Aliás, convenhamos, a pobreza está longe de ser um vício. Pelos modos esse era
de facto o caso, e o jovem logo confirmou tal suposição, imediatamente, com a
sua presteza peculiar. Seja lá como for, o seu embrulho merece consideração,
prosseguiu o funcionário depois que todos se riram à larga (sim, todos, pois
por mais estranho que pareça, o dono do embrulho também se pusera a rir, encarando-os,
o que aumentou de muito a alegria), embora se possa apostar na certa que dentro
dele não haja luíses nem fredericos, e muito menos florins brunidos.

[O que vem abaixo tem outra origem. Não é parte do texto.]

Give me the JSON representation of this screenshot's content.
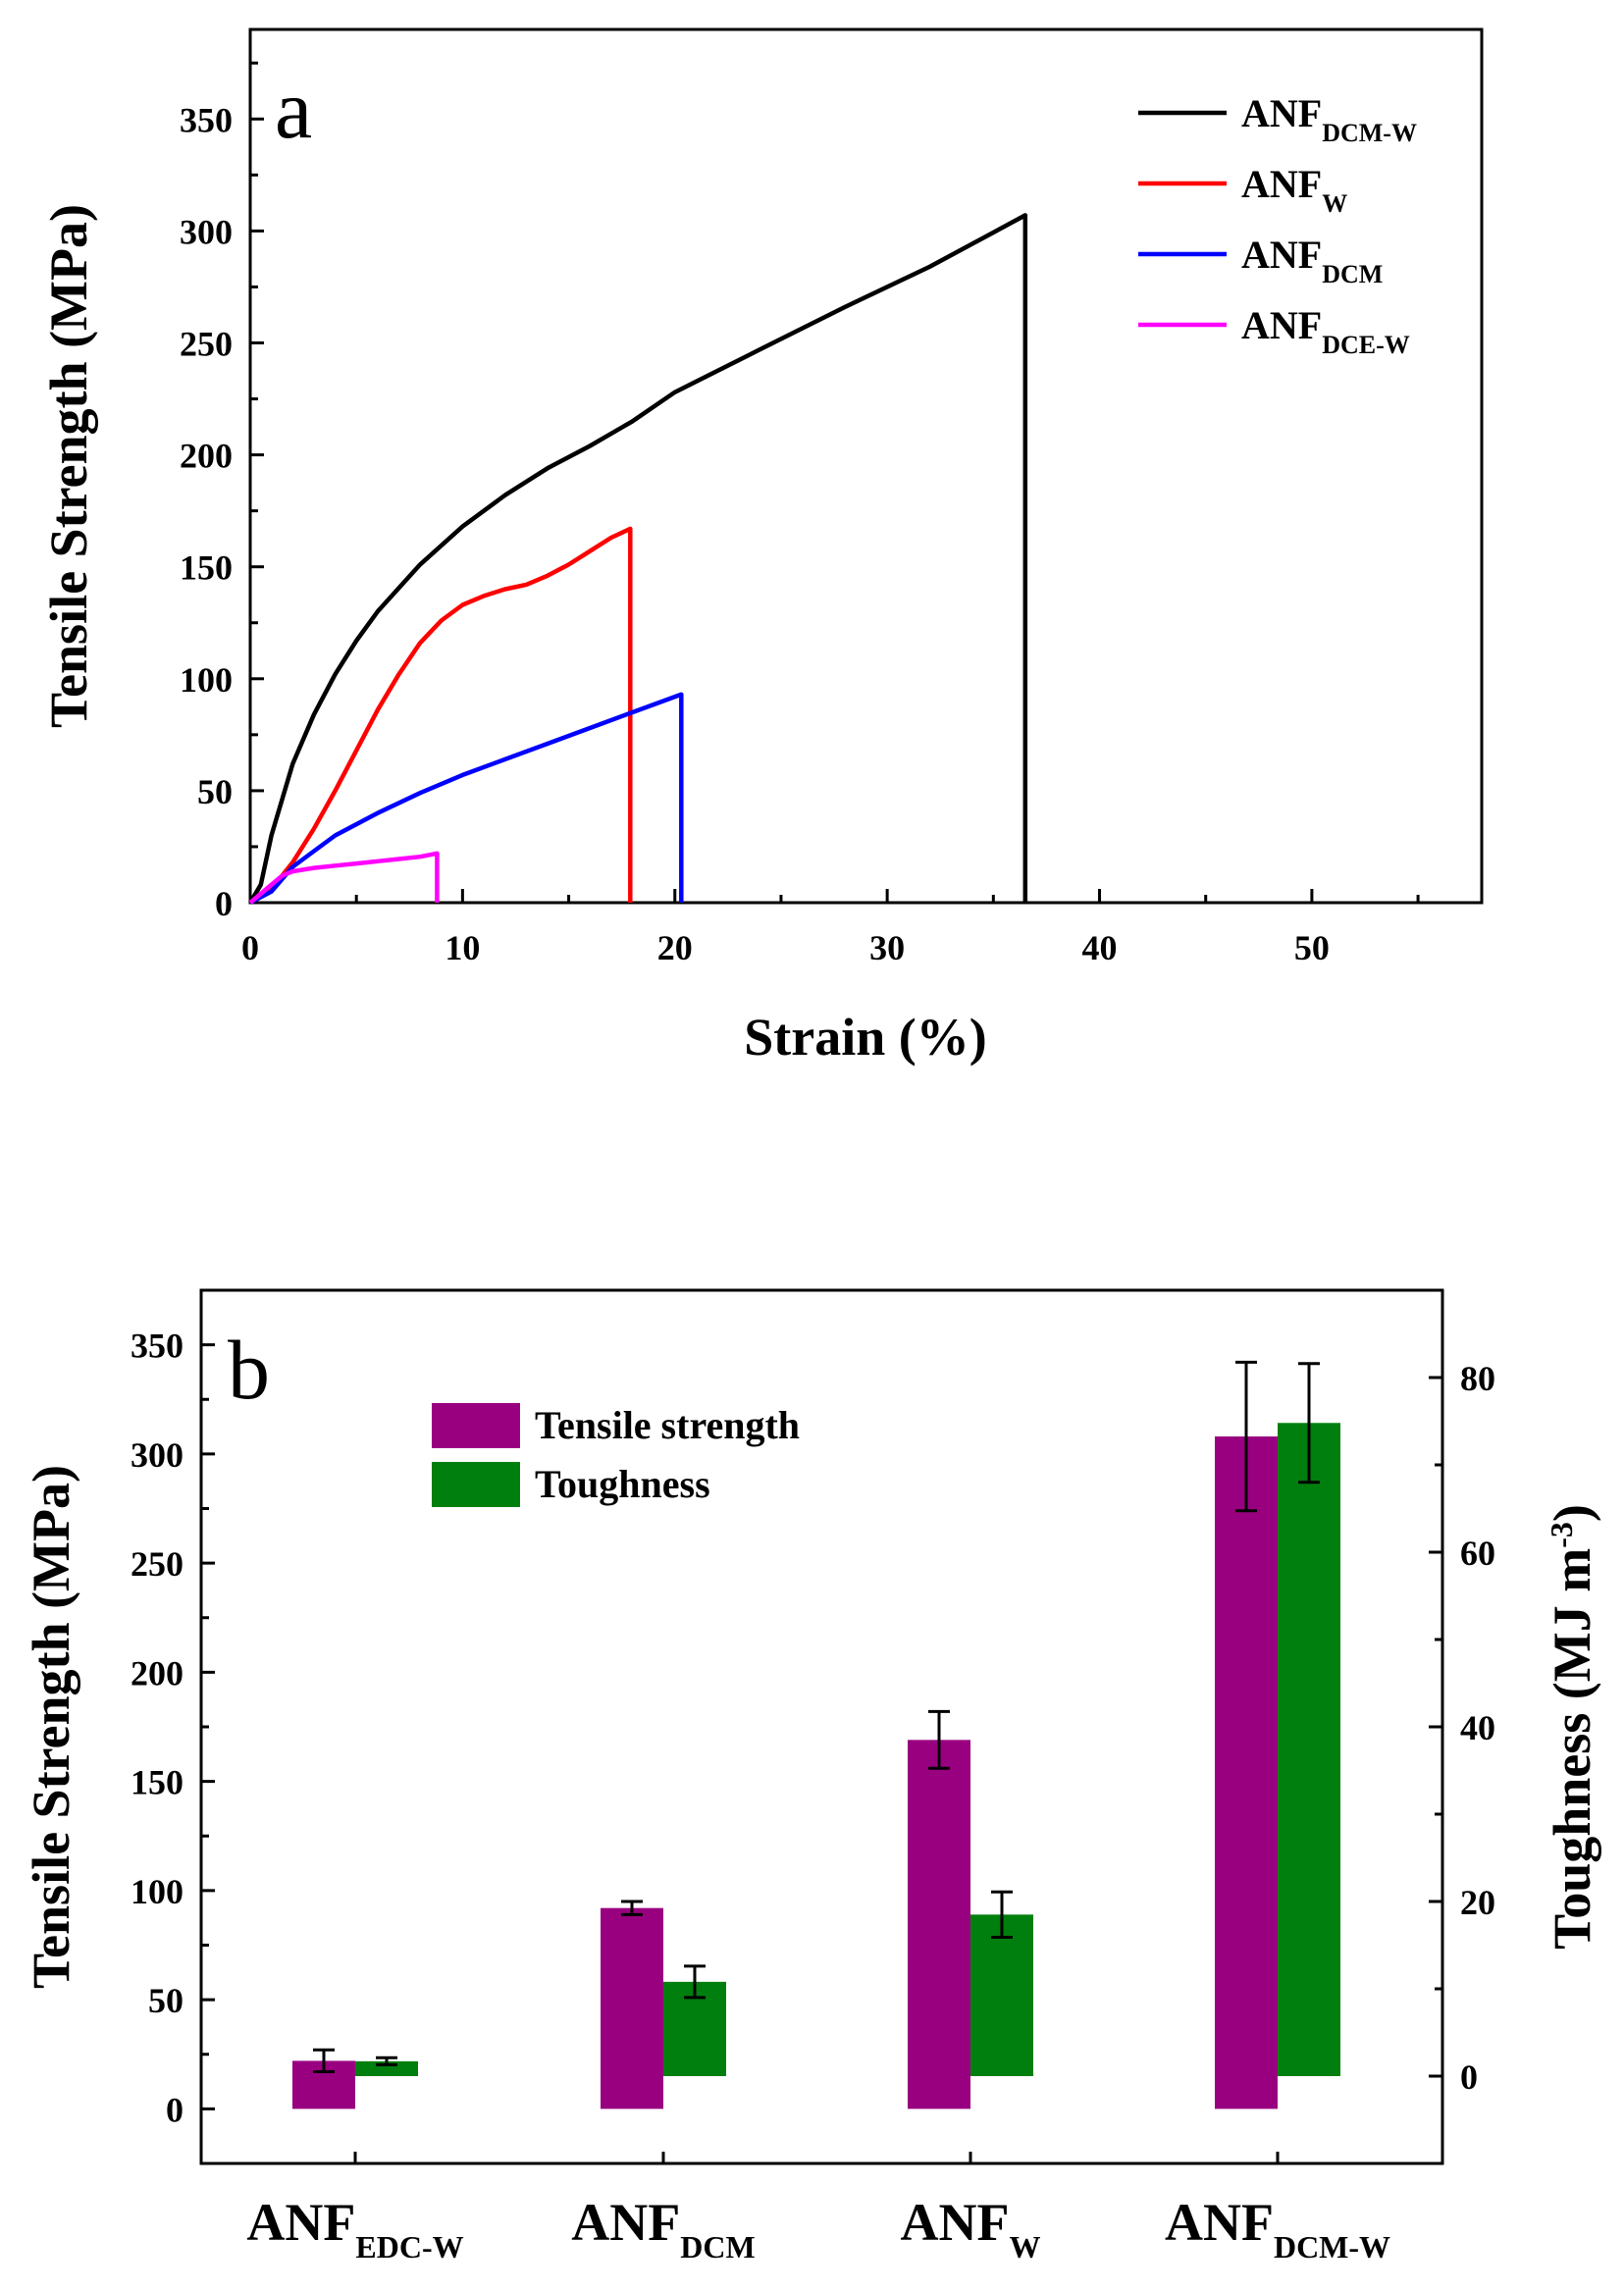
{
  "chart_data": [
    {
      "type": "line",
      "panel_label": "a",
      "xlabel": "Strain (%)",
      "ylabel": "Tensile Strength (MPa)",
      "xlim": [
        0,
        58
      ],
      "ylim": [
        0,
        390
      ],
      "xticks": [
        0,
        10,
        20,
        30,
        40,
        50
      ],
      "yticks": [
        0,
        50,
        100,
        150,
        200,
        250,
        300,
        350
      ],
      "xtick_labels": [
        "0",
        "10",
        "20",
        "30",
        "40",
        "50"
      ],
      "ytick_labels": [
        "0",
        "50",
        "100",
        "150",
        "200",
        "250",
        "300",
        "350"
      ],
      "legend_position": "top-right",
      "series": [
        {
          "name": "ANF",
          "subscript": "DCM-W",
          "color": "#000000",
          "x": [
            0,
            0.5,
            1,
            2,
            3,
            4,
            5,
            6,
            8,
            10,
            12,
            14,
            16,
            18,
            20,
            24,
            28,
            32,
            36.5,
            36.5
          ],
          "y": [
            0,
            8,
            30,
            62,
            84,
            102,
            117,
            130,
            151,
            168,
            182,
            194,
            204,
            215,
            228,
            247,
            266,
            284,
            307,
            0
          ]
        },
        {
          "name": "ANF",
          "subscript": "W",
          "color": "#ff0000",
          "x": [
            0,
            1,
            2,
            3,
            4,
            5,
            6,
            7,
            8,
            9,
            10,
            11,
            12,
            13,
            14,
            15,
            16,
            17,
            17.9,
            17.9
          ],
          "y": [
            0,
            6,
            18,
            33,
            50,
            68,
            86,
            102,
            116,
            126,
            133,
            137,
            140,
            142,
            146,
            151,
            157,
            163,
            167,
            0
          ]
        },
        {
          "name": "ANF",
          "subscript": "DCM",
          "color": "#0000ff",
          "x": [
            0,
            1,
            2,
            3,
            4,
            6,
            8,
            10,
            12,
            14,
            16,
            18,
            20.3,
            20.3
          ],
          "y": [
            0,
            5,
            16,
            23,
            30,
            40,
            49,
            57,
            64,
            71,
            78,
            85,
            93,
            0
          ]
        },
        {
          "name": "ANF",
          "subscript": "DCE-W",
          "color": "#ff00ff",
          "x": [
            0,
            0.5,
            1,
            1.5,
            2,
            3,
            4,
            5,
            6,
            7,
            8,
            8.8,
            8.8
          ],
          "y": [
            0,
            4,
            8,
            12,
            14,
            15.5,
            16.5,
            17.5,
            18.5,
            19.5,
            20.5,
            22,
            0
          ]
        }
      ]
    },
    {
      "type": "bar",
      "panel_label": "b",
      "ylabel_left": "Tensile Strength (MPa)",
      "ylabel_right": "Toughness (MJ m",
      "ylabel_right_sup": "-3",
      "ylabel_right_close": ")",
      "ylim_left": [
        -25,
        375
      ],
      "ylim_right": [
        -10,
        90
      ],
      "yticks_left": [
        0,
        50,
        100,
        150,
        200,
        250,
        300,
        350
      ],
      "ytick_labels_left": [
        "0",
        "50",
        "100",
        "150",
        "200",
        "250",
        "300",
        "350"
      ],
      "yticks_right": [
        0,
        20,
        40,
        60,
        80
      ],
      "ytick_labels_right": [
        "0",
        "20",
        "40",
        "60",
        "80"
      ],
      "legend_position": "top-left",
      "categories": [
        {
          "name": "ANF",
          "subscript": "EDC-W"
        },
        {
          "name": "ANF",
          "subscript": "DCM"
        },
        {
          "name": "ANF",
          "subscript": "W"
        },
        {
          "name": "ANF",
          "subscript": "DCM-W"
        }
      ],
      "series": [
        {
          "name": "Tensile strength",
          "axis": "left",
          "color": "#990080",
          "values": [
            22,
            92,
            169,
            308
          ],
          "errors": [
            5,
            3,
            13,
            34
          ]
        },
        {
          "name": "Toughness",
          "axis": "right",
          "color": "#007f0e",
          "values": [
            1.7,
            10.8,
            18.5,
            74.8
          ],
          "errors": [
            0.4,
            1.8,
            2.6,
            6.8
          ]
        }
      ]
    }
  ]
}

Sim, pois
se não bastassem as polainas que o senhor usa sobre as botinas compradas no
estrangeiro, suficiente seria acrescentar a esse embrulho o tal parentesco com uma
pessoa como a sra. Epantchiná, a mulher do general! Sim, convenhamos que esse
embrulho aí se reveste de um valor todo especial, se é que realmente a sra.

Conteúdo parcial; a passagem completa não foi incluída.